The backbone of Brownell’s approach is the “HURIER” model:
- Hearing
- Understanding
- Remembering
- Interpreting
- Evaluating
- Responding
Future posts will explore each step of the HURIER model. For now, here are a few holistic observations and broad applications for lawyers:
The proportions within the model are important: Responding makes up just one-sixth of it. This proportion confirms everyone’s intuition that a bad listener is someone who is just working up a response instead of actually engaging with what the speaker is saying. Clients need to be listened to and not talked over, and judges don’t want advocates to interrupt their questions. There are endless situations in the legal professional where speakers can make oafs out of themselves by talking without really listening. Future posts will explore how to mitigate bad listening habits like this and become more effective at listening.
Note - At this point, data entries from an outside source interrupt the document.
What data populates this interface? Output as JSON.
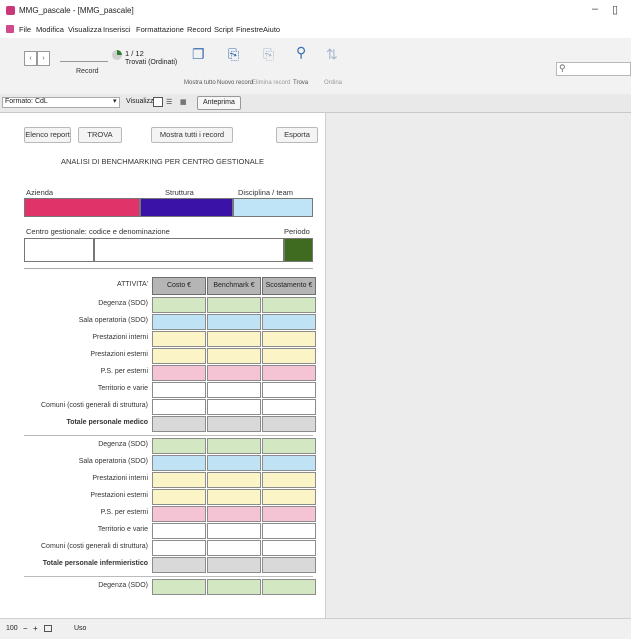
{
  "window": {
    "title": "MMG_pascale - [MMG_pascale]",
    "minimize": "–",
    "maximize": "▯"
  },
  "menu": [
    "File",
    "Modifica",
    "Visualizza",
    "Inserisci",
    "Formattazione",
    "Record",
    "Script",
    "Finestre",
    "Aiuto"
  ],
  "toolbar": {
    "record_counter": "1 / 12",
    "record_found": "Trovati (Ordinati)",
    "record_label": "Record",
    "tools": [
      "Mostra tutto",
      "Nuovo record",
      "Elimina record",
      "Trova",
      "Ordina"
    ],
    "search_placeholder": ""
  },
  "layoutbar": {
    "layout_label": "Formato: CdL",
    "view_label": "Visualizza",
    "preview_button": "Anteprima"
  },
  "form": {
    "buttons": [
      "Elenco report",
      "TROVA",
      "Mostra tutti i record",
      "Esporta"
    ],
    "heading": "ANALISI DI BENCHMARKING PER CENTRO GESTIONALE",
    "field_labels": {
      "azienda": "Azienda",
      "struttura": "Struttura",
      "disciplina": "Disciplina / team",
      "centro": "Centro gestionale: codice e denominazione",
      "periodo": "Periodo"
    },
    "colors": {
      "azienda": "#e0336a",
      "struttura": "#3b12a8",
      "disciplina": "#bfe3f7",
      "periodo": "#3f6b21",
      "green": "#d2e7c2",
      "blue": "#bfe3f4",
      "yellow": "#fbf4c6",
      "pink": "#f4c4d4",
      "white": "#ffffff",
      "gray": "#d9d9d9"
    },
    "table": {
      "corner_label": "ATTIVITA'",
      "columns": [
        "Costo €",
        "Benchmark €",
        "Scostamento €"
      ],
      "sections": [
        {
          "rows": [
            {
              "label": "Degenza (SDO)",
              "color": "green"
            },
            {
              "label": "Sala operatoria (SDO)",
              "color": "blue"
            },
            {
              "label": "Prestazioni interni",
              "color": "yellow"
            },
            {
              "label": "Prestazioni esterni",
              "color": "yellow"
            },
            {
              "label": "P.S. per esterni",
              "color": "pink"
            },
            {
              "label": "Territorio e varie",
              "color": "white"
            },
            {
              "label": "Comuni (costi generali di struttura)",
              "color": "white"
            },
            {
              "label": "Totale personale medico",
              "color": "gray",
              "total": true
            }
          ]
        },
        {
          "rows": [
            {
              "label": "Degenza (SDO)",
              "color": "green"
            },
            {
              "label": "Sala operatoria (SDO)",
              "color": "blue"
            },
            {
              "label": "Prestazioni interni",
              "color": "yellow"
            },
            {
              "label": "Prestazioni esterni",
              "color": "yellow"
            },
            {
              "label": "P.S. per esterni",
              "color": "pink"
            },
            {
              "label": "Territorio e varie",
              "color": "white"
            },
            {
              "label": "Comuni (costi generali di struttura)",
              "color": "white"
            },
            {
              "label": "Totale personale infermieristico",
              "color": "gray",
              "total": true
            }
          ]
        },
        {
          "rows": [
            {
              "label": "Degenza (SDO)",
              "color": "green"
            }
          ]
        }
      ]
    }
  },
  "status": {
    "zoom": "100",
    "mode": "Uso"
  }
}
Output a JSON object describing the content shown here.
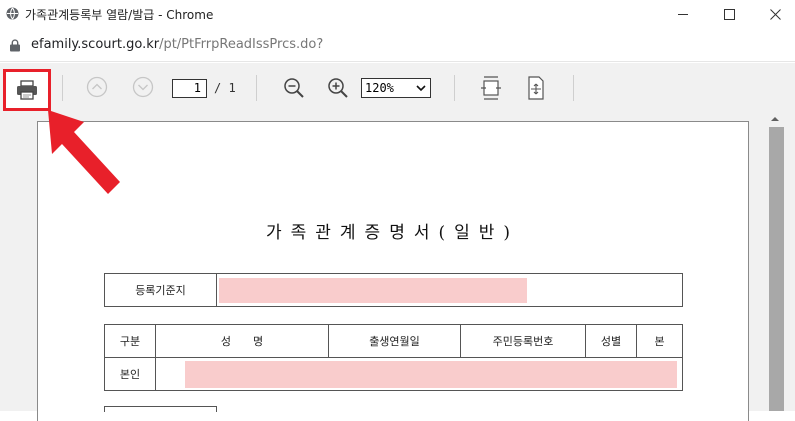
{
  "window": {
    "title": "가족관계등록부 열람/발급 - Chrome",
    "controls": [
      "minimize-icon",
      "maximize-icon",
      "close-icon"
    ]
  },
  "address": {
    "host": "efamily.scourt.go.kr",
    "path": "/pt/PtFrrpReadIssPrcs.do?"
  },
  "toolbar": {
    "icons": [
      "printer-icon",
      "prev-page-icon",
      "next-page-icon",
      "zoom-out-icon",
      "zoom-in-icon",
      "fit-width-icon",
      "fit-page-icon"
    ],
    "current_page": "1",
    "total_pages": "/ 1",
    "zoom": "120%",
    "highlight_color": "#e8202a"
  },
  "document": {
    "title": "가족관계증명서(일반)",
    "register_label": "등록기준지",
    "headers": [
      "구분",
      "성　　명",
      "출생연월일",
      "주민등록번호",
      "성별",
      "본"
    ],
    "row_label": "본인",
    "redaction_color": "#f9cccc"
  }
}
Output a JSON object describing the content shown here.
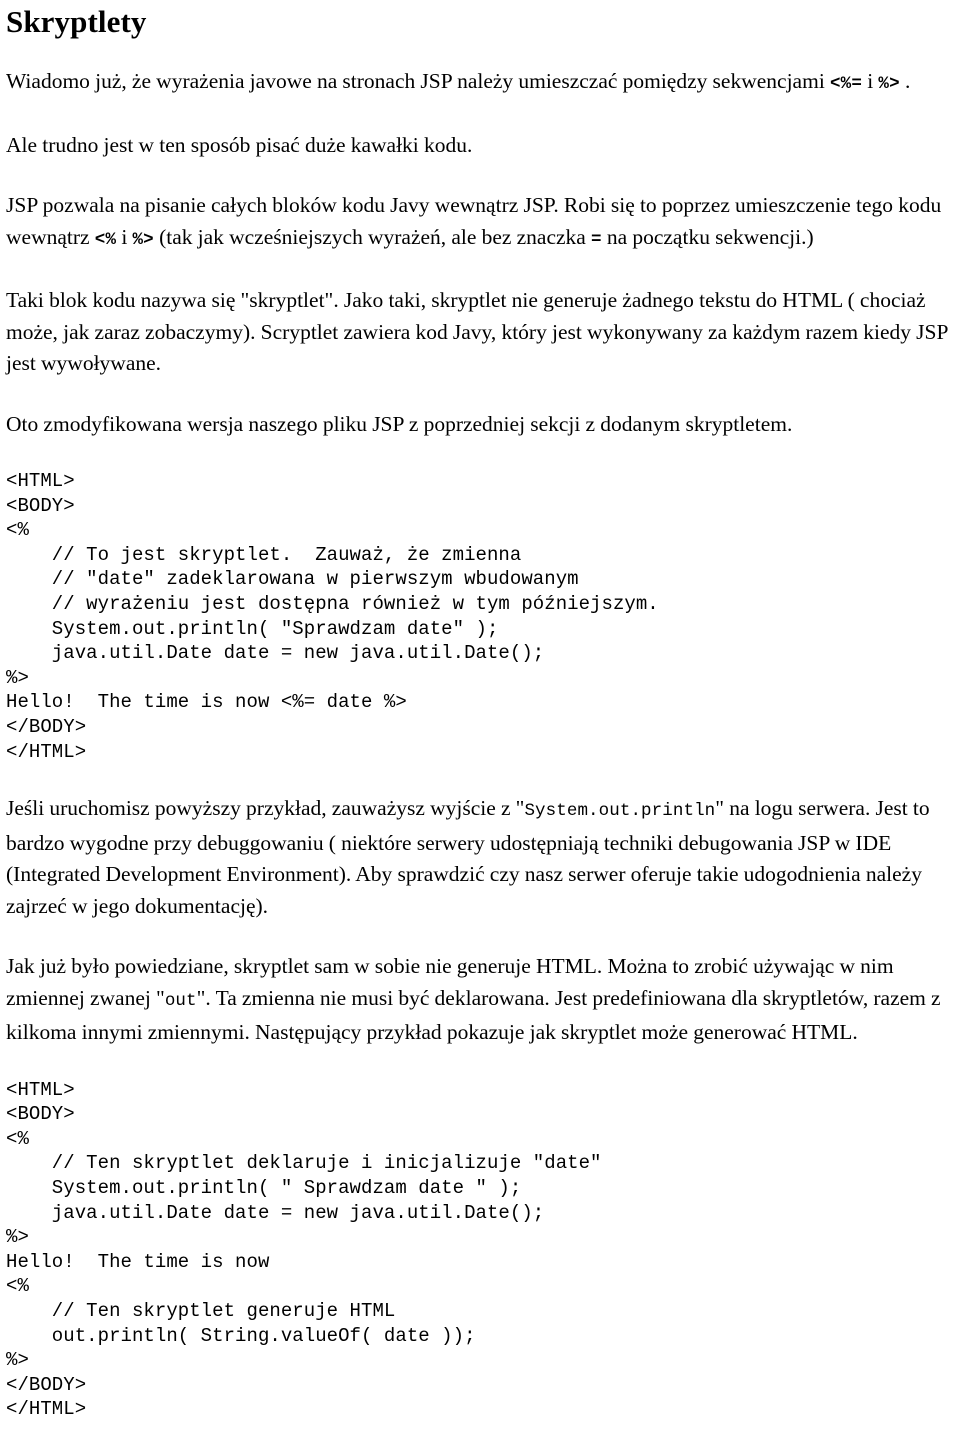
{
  "document": {
    "title": "Skryptlety",
    "language": "pl"
  },
  "paragraphs": {
    "p1_a": "Wiadomo już, że wyrażenia javowe na stronach JSP należy umieszczać pomiędzy sekwencjami ",
    "p1_code1": "<%=",
    "p1_mid": " i ",
    "p1_code2": "%>",
    "p1_b": " .",
    "p2": "Ale trudno jest w ten sposób pisać duże kawałki kodu.",
    "p3_a": "JSP pozwala na pisanie całych bloków kodu Javy wewnątrz JSP. Robi się to poprzez umieszczenie tego kodu wewnątrz ",
    "p3_code1": "<%",
    "p3_mid": " i ",
    "p3_code2": "%>",
    "p3_b": " (tak jak wcześniejszych wyrażeń, ale bez znaczka ",
    "p3_code3": "=",
    "p3_c": " na początku sekwencji.)",
    "p4": "Taki blok kodu nazywa się \"skryptlet\".  Jako taki, skryptlet nie generuje żadnego tekstu do HTML ( chociaż może, jak zaraz zobaczymy).  Scryptlet zawiera kod Javy, który jest wykonywany za każdym razem kiedy JSP jest wywoływane.",
    "p5": "Oto zmodyfikowana wersja naszego pliku JSP z poprzedniej sekcji z dodanym skryptletem.",
    "p6_a": "Jeśli uruchomisz powyższy przykład, zauważysz wyjście z \"",
    "p6_code1": "System.out.println",
    "p6_b": "\" na logu serwera.  Jest to bardzo wygodne przy debuggowaniu ( niektóre serwery udostępniają techniki debugowania JSP w IDE (Integrated Development Environment). Aby sprawdzić czy nasz serwer oferuje takie udogodnienia należy zajrzeć w jego dokumentację).",
    "p7_a": "Jak już było powiedziane, skryptlet sam w sobie nie generuje HTML.  Można to zrobić używając w nim zmiennej zwanej \"",
    "p7_code1": "out",
    "p7_b": "\".  Ta zmienna nie musi być deklarowana.  Jest predefiniowana dla skryptletów, razem z kilkoma innymi zmiennymi.  Następujący przykład pokazuje jak skryptlet może generować HTML."
  },
  "code_blocks": {
    "first_example": "<HTML>\n<BODY>\n<%\n    // To jest skryptlet.  Zauważ, że zmienna\n    // \"date\" zadeklarowana w pierwszym wbudowanym\n    // wyrażeniu jest dostępna również w tym późniejszym.\n    System.out.println( \"Sprawdzam date\" );\n    java.util.Date date = new java.util.Date();\n%>\nHello!  The time is now <%= date %>\n</BODY>\n</HTML>",
    "second_example": "<HTML>\n<BODY>\n<%\n    // Ten skryptlet deklaruje i inicjalizuje \"date\"\n    System.out.println( \" Sprawdzam date \" );\n    java.util.Date date = new java.util.Date();\n%>\nHello!  The time is now\n<%\n    // Ten skryptlet generuje HTML\n    out.println( String.valueOf( date ));\n%>\n</BODY>\n</HTML>"
  },
  "colors": {
    "text": "#000000",
    "background": "#ffffff"
  }
}
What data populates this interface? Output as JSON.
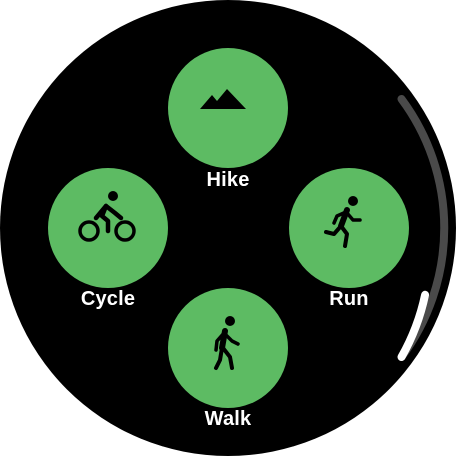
{
  "screen": {
    "background_color": "#000000",
    "accent_color": "#5DBB63",
    "icon_color": "#000000",
    "text_color": "#ffffff"
  },
  "activities": [
    {
      "id": "hike",
      "label": "Hike",
      "icon": "mountain-icon"
    },
    {
      "id": "cycle",
      "label": "Cycle",
      "icon": "bicycle-icon"
    },
    {
      "id": "run",
      "label": "Run",
      "icon": "running-person-icon"
    },
    {
      "id": "walk",
      "label": "Walk",
      "icon": "walking-person-icon"
    }
  ],
  "scroll_indicator": {
    "track_color": "#4a4a4a",
    "thumb_color": "#ffffff",
    "scroll_position": 0.5
  }
}
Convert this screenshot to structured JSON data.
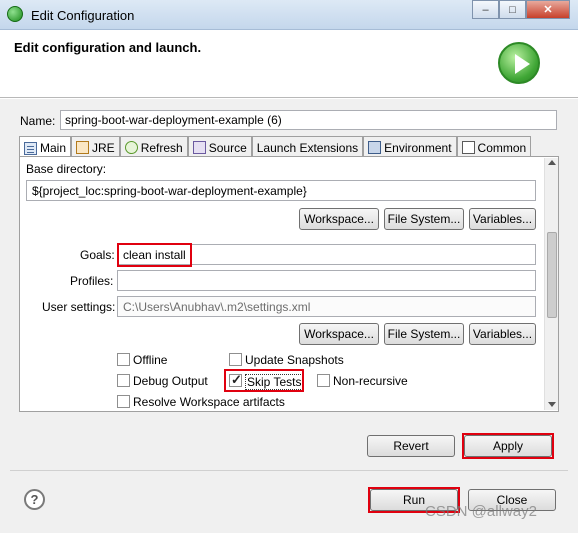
{
  "window": {
    "title": "Edit Configuration"
  },
  "header": {
    "title": "Edit configuration and launch."
  },
  "name": {
    "label": "Name:",
    "value": "spring-boot-war-deployment-example (6)"
  },
  "tabs": [
    {
      "label": "Main",
      "icon": "doc-icon"
    },
    {
      "label": "JRE",
      "icon": "jre-icon"
    },
    {
      "label": "Refresh",
      "icon": "refresh-icon"
    },
    {
      "label": "Source",
      "icon": "source-icon"
    },
    {
      "label": "Launch Extensions",
      "icon": ""
    },
    {
      "label": "Environment",
      "icon": "environment-icon"
    },
    {
      "label": "Common",
      "icon": "common-icon"
    }
  ],
  "main": {
    "base_dir_label": "Base directory:",
    "base_dir_value": "${project_loc:spring-boot-war-deployment-example}",
    "workspace_btn": "Workspace...",
    "filesystem_btn": "File System...",
    "variables_btn": "Variables...",
    "goals_label": "Goals:",
    "goals_value": "clean install",
    "profiles_label": "Profiles:",
    "profiles_value": "",
    "settings_label": "User settings:",
    "settings_value": "C:\\Users\\Anubhav\\.m2\\settings.xml",
    "options": {
      "offline": {
        "label": "Offline",
        "checked": false
      },
      "update_snapshots": {
        "label": "Update Snapshots",
        "checked": false
      },
      "debug_output": {
        "label": "Debug Output",
        "checked": false
      },
      "skip_tests": {
        "label": "Skip Tests",
        "checked": true
      },
      "non_recursive": {
        "label": "Non-recursive",
        "checked": false
      },
      "resolve_workspace": {
        "label": "Resolve Workspace artifacts",
        "checked": false
      }
    }
  },
  "buttons": {
    "revert": "Revert",
    "apply": "Apply",
    "run": "Run",
    "close": "Close",
    "help": "?"
  },
  "watermark": "CSDN @allway2",
  "colors": {
    "highlight": "#e0000f",
    "accent_run": "#3fa635"
  }
}
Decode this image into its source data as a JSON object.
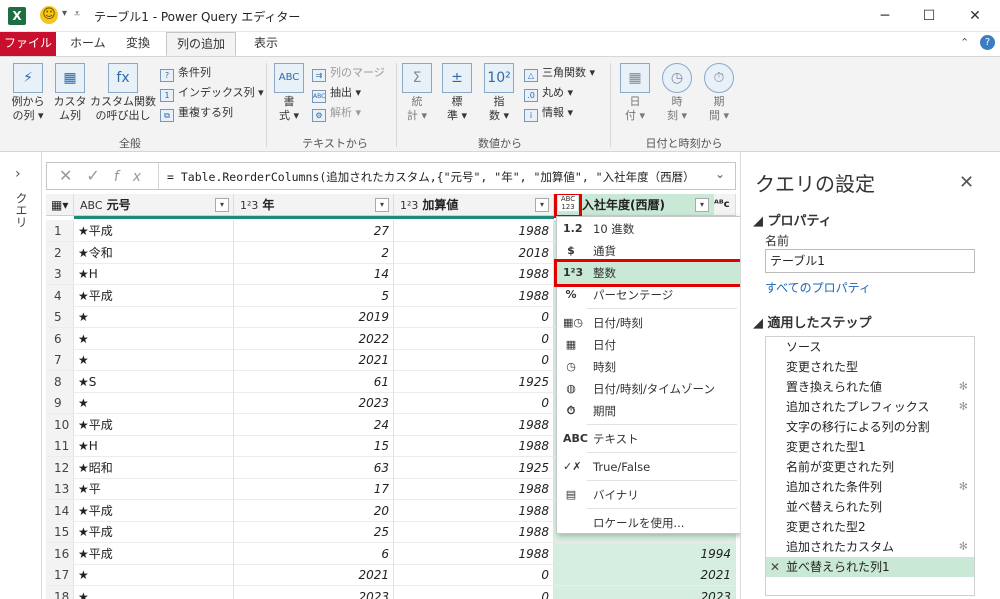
{
  "window": {
    "title": "テーブル1 - Power Query エディター",
    "minimize": "─",
    "maximize": "☐",
    "close": "✕"
  },
  "ribbon_tabs": [
    "ファイル",
    "ホーム",
    "変換",
    "列の追加",
    "表示"
  ],
  "ribbon": {
    "general": {
      "btn1": "例から\n の列 ▾",
      "btn1_a": "例から",
      "btn1_b": "の列 ▾",
      "btn2_a": "カスタ",
      "btn2_b": "ム列",
      "btn3_a": "カスタム関数",
      "btn3_b": "の呼び出し",
      "cond": "条件列",
      "index": "インデックス列 ▾",
      "dup": "重複する列",
      "label": "全般"
    },
    "text": {
      "format_a": "書",
      "format_b": "式 ▾",
      "merge": "列のマージ",
      "extract": "抽出 ▾",
      "parse": "解析 ▾",
      "label": "テキストから"
    },
    "number": {
      "stats_a": "統",
      "stats_b": "計 ▾",
      "std_a": "標",
      "std_b": "準 ▾",
      "sci_a": "指",
      "sci_b": "数 ▾",
      "trig": "三角関数 ▾",
      "round": "丸め ▾",
      "info": "情報 ▾",
      "label": "数値から"
    },
    "datetime": {
      "date_a": "日",
      "date_b": "付 ▾",
      "time_a": "時",
      "time_b": "刻 ▾",
      "dur_a": "期",
      "dur_b": "間 ▾",
      "label": "日付と時刻から"
    }
  },
  "query_pane_label": "クエリ",
  "formula": "= Table.ReorderColumns(追加されたカスタム,{\"元号\", \"年\", \"加算値\", \"入社年度（西暦）",
  "columns": [
    {
      "type": "ABC",
      "name": "元号"
    },
    {
      "type": "1²3",
      "name": "年"
    },
    {
      "type": "1²3",
      "name": "加算値"
    },
    {
      "type": "ABC 123",
      "name": "入社年度(西暦)"
    }
  ],
  "rows": [
    [
      "1",
      "★平成",
      "27",
      "1988",
      ""
    ],
    [
      "2",
      "★令和",
      "2",
      "2018",
      ""
    ],
    [
      "3",
      "★H",
      "14",
      "1988",
      ""
    ],
    [
      "4",
      "★平成",
      "5",
      "1988",
      ""
    ],
    [
      "5",
      "★",
      "2019",
      "0",
      ""
    ],
    [
      "6",
      "★",
      "2022",
      "0",
      ""
    ],
    [
      "7",
      "★",
      "2021",
      "0",
      ""
    ],
    [
      "8",
      "★S",
      "61",
      "1925",
      ""
    ],
    [
      "9",
      "★",
      "2023",
      "0",
      ""
    ],
    [
      "10",
      "★平成",
      "24",
      "1988",
      ""
    ],
    [
      "11",
      "★H",
      "15",
      "1988",
      ""
    ],
    [
      "12",
      "★昭和",
      "63",
      "1925",
      ""
    ],
    [
      "13",
      "★平",
      "17",
      "1988",
      ""
    ],
    [
      "14",
      "★平成",
      "20",
      "1988",
      ""
    ],
    [
      "15",
      "★平成",
      "25",
      "1988",
      ""
    ],
    [
      "16",
      "★平成",
      "6",
      "1988",
      "1994"
    ],
    [
      "17",
      "★",
      "2021",
      "0",
      "2021"
    ],
    [
      "18",
      "★",
      "2023",
      "0",
      "2023"
    ]
  ],
  "type_menu": [
    {
      "icon": "1.2",
      "label": "10 進数"
    },
    {
      "icon": "$",
      "label": "通貨"
    },
    {
      "icon": "1²3",
      "label": "整数"
    },
    {
      "icon": "%",
      "label": "パーセンテージ"
    },
    {
      "icon": "▦◷",
      "label": "日付/時刻"
    },
    {
      "icon": "▦",
      "label": "日付"
    },
    {
      "icon": "◷",
      "label": "時刻"
    },
    {
      "icon": "◍",
      "label": "日付/時刻/タイムゾーン"
    },
    {
      "icon": "⏱",
      "label": "期間"
    },
    {
      "icon": "ABC",
      "label": "テキスト"
    },
    {
      "icon": "✓✗",
      "label": "True/False"
    },
    {
      "icon": "▤",
      "label": "バイナリ"
    },
    {
      "icon": "",
      "label": "ロケールを使用..."
    }
  ],
  "settings": {
    "title": "クエリの設定",
    "properties": "◢ プロパティ",
    "name_label": "名前",
    "name_value": "テーブル1",
    "all_props": "すべてのプロパティ",
    "applied_steps": "◢ 適用したステップ",
    "steps": [
      {
        "label": "ソース",
        "gear": false
      },
      {
        "label": "変更された型",
        "gear": false
      },
      {
        "label": "置き換えられた値",
        "gear": true
      },
      {
        "label": "追加されたプレフィックス",
        "gear": true
      },
      {
        "label": "文字の移行による列の分割",
        "gear": false
      },
      {
        "label": "変更された型1",
        "gear": false
      },
      {
        "label": "名前が変更された列",
        "gear": false
      },
      {
        "label": "追加された条件列",
        "gear": true
      },
      {
        "label": "並べ替えられた列",
        "gear": false
      },
      {
        "label": "変更された型2",
        "gear": false
      },
      {
        "label": "追加されたカスタム",
        "gear": true
      },
      {
        "label": "並べ替えられた列1",
        "gear": false
      }
    ]
  },
  "colors": {
    "file_tab": "#c8102e",
    "accent_green": "#c9e8d6",
    "highlight_red": "#e00000"
  }
}
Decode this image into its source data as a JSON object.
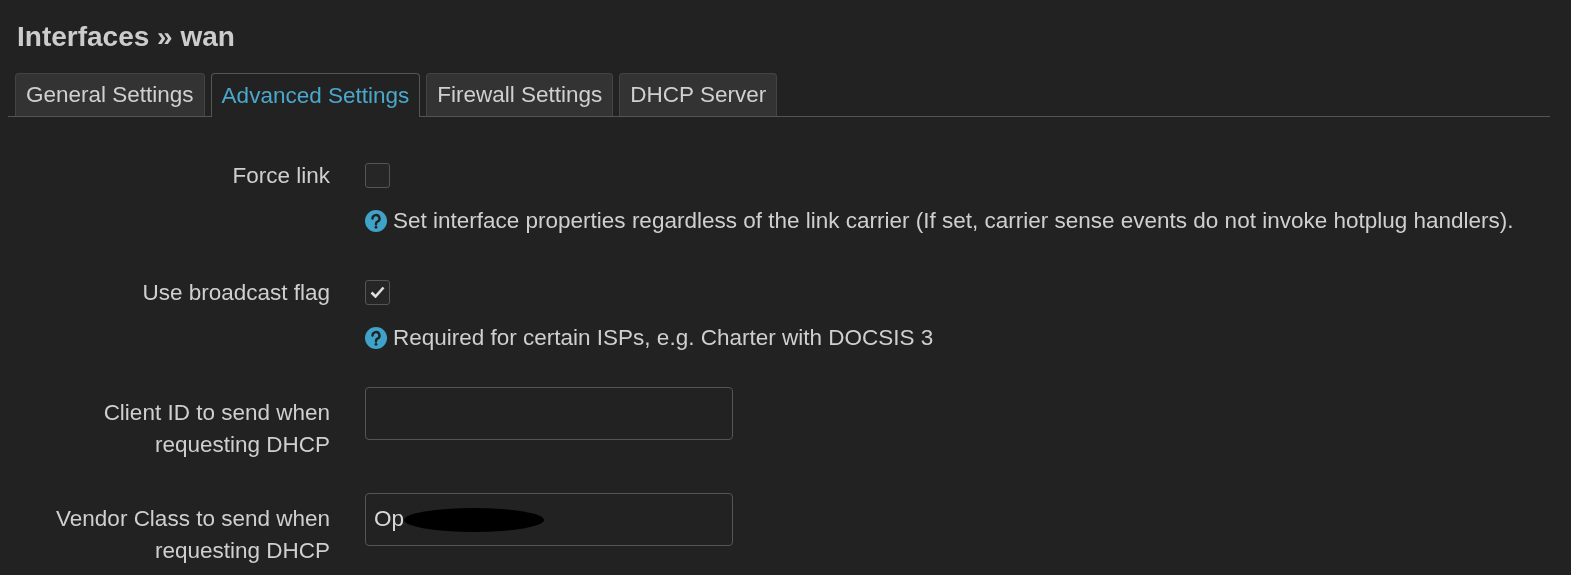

As another broad observation on the HURIER model, it is not meant as a strictly linear or chronological outline of listening. According to Brownell, the model is based on a systems perspective, meaning the parts of the whole are interrelated and interdependent. (She cites Littlejohn’s Theories of Human Communication on this point.) Lawyers engage in so many complex communication situations that this interdependency should be very apparent. How we as lawyers interpret and evaluate depends in part on how much we hear and whether our attention was divided at the time. We can respond by clarifying points that enhance our understanding of the situation and help a further, more substantive response, but excessive requests for clarification could suggest that our hearing and/or understanding may be subpar. The overall process is not neatly linear but iterative and self-reinforcing.
The HURIER model has insights to offer for face-to-face interaction as well as mediated conversations such as videoconferencing and mediated asynchronous communication such as podcasts, webinars and MOOCs. The individual listener’s methods may differ depending on the situation: In a face-to-face meeting, a lawyer may ask a client to repeat something or may decide not to ask, so as not to interrupt the flow of conversation but rather to investigate later. In a webinar with a learning quiz attached, an attorney may choose to “rewind” the material to repeat something because the “flow” of conversation with the recording is unimportant. Listening contexts vary for lawyers as for everyone else, but the model remains informative.
And lastly, the model skirts around difficulties nailing down a specific definition of listening, Brownell writes. Perhaps the most authoritative definition is the International Listening Association’s http://www.listen.org : “Listening is the process of receiving, constructing meaning from, and responding to spoken and/or nonverbal messages.” For lawyers, each and every piece of this definition matters very much to their effectiveness.